June 10, 2009 by georgeward · Leave a Comment
Do you 203k? What the heck is that?
Many people in the lending and real estate industry have learned about the “new school” 203k renovation loan. What some people might remember, is the “old school” version of the 203k loan which was used widely in the 80’s and before.
Simply put, the “new school” version of the 203k loan which was brought back into widespread use by Congress passing The Housing and Economic Recovery Act of 2008 is much simpler to use than the older version - less paperwork, less red-tape, faster approval times. At the current time, most lenders can approve FHA 203k Renovation Loans in approximately the same amount of time that they take to approve most standard FHA loans once the “new finishes” are determined by the homeowner.
While the initial thrust and what most people think of using 203k loans for seems to be for fixing up existing bank-owned homes ”that were trashed”, the loan in effect not only applies for completely trashed houses, but also for some that just might need some new carpet and paint - Basically, any home being purchased (under the FHA maximum amount) would qualify as long as the the property updates “make sense”.
Which brings us to the second point. What the heck happened to people having “second mortgages” on their homes? This one we pretty much all know the answer to - they are simply gone for the most part. Lenders in particular really, really do not like being in second position when there are widespread foreclosures going on as is currently happening.
Simply put, “second’s” have largely been replaced by “203k’s” because there is only 1 loan on the property and the renovation funds are actually used for renovations which are adding value to the home.
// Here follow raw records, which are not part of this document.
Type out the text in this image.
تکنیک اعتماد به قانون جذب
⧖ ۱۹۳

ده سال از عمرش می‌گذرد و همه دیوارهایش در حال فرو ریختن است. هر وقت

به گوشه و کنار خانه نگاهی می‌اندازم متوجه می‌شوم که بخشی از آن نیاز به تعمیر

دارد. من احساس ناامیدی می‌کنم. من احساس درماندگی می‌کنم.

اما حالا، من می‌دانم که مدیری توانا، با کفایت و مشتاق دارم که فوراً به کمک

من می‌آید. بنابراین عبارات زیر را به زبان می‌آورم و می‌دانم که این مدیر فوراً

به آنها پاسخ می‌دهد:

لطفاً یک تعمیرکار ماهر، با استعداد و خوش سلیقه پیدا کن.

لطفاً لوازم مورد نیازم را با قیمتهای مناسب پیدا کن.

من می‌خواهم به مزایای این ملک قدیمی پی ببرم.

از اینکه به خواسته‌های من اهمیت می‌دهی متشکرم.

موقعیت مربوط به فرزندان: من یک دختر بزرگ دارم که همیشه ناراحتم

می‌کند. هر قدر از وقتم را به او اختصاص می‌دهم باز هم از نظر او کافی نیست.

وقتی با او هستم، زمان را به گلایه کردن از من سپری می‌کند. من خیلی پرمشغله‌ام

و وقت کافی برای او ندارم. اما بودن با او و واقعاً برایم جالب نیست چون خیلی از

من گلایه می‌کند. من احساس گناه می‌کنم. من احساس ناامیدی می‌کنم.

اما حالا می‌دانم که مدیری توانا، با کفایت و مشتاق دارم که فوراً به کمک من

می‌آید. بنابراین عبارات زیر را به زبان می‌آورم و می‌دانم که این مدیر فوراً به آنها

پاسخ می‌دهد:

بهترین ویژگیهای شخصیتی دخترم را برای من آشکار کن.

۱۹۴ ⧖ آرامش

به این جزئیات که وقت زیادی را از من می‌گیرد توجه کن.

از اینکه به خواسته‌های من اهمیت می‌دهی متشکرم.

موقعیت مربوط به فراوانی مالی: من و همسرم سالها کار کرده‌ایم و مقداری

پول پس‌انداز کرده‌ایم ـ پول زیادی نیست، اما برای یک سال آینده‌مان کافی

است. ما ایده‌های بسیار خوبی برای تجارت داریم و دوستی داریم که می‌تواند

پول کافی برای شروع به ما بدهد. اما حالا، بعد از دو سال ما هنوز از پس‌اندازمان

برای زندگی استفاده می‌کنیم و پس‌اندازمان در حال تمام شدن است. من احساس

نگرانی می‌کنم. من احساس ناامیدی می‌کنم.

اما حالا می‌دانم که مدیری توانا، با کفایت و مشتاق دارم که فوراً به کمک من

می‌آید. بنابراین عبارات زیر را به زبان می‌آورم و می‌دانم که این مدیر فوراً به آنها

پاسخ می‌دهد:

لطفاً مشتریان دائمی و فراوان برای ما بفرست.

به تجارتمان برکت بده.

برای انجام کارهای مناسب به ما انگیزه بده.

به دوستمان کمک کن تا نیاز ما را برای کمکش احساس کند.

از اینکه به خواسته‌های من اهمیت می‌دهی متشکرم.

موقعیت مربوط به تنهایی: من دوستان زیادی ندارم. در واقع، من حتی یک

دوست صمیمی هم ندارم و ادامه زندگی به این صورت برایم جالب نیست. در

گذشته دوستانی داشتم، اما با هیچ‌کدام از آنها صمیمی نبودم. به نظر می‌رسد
Congress simply got tired of people taking out a second on their home to buy a motorcycle, go to Europe, pay down some credit card debt, and not using the money to actually improve the value of the property (that was the original intent of a second, right? to borrow money against the house to actually improve the property…? ).
Our great grandparents knew that the “whole system” which we had created by robbing Peter to pay Paul with our “equity” in our homes was a dead end street in addition to lenders up until the past few years being told by Congress that is was OK to loan up 125% of the value of homes in general.
Apparently, the ghost of FDR came to our members of Congress in 2008 and at least partially set them straight on what “renovation funds” should actually be used for. If FDR were alive today, no doubt he would make sure that the 203k loan would also be promoted as a way to get people back to work as well as bringing civic pride back into both the appearances of our neighborhoods and also self-respect for those who now have viable employment.
The great thing about 203k loans is that the lender will loan on the “projected” value of the house once the renovations are completed (i.e., if updating that old kitchen might add some value to the house, your lender would want to talk to you about that so your “equity needed” would not necessarily be the same as if you were approaching these renovations as in the old fashion of “getting a second” which we all know to a large extent have dissapeared anyways).
So in effect, any home which could use a little updating, or just a little TLC in general and falls under the local FHA Maximum Amount is perfect for a 203k loan.
Is the 203k the REAL NEW DEAL? It just might be.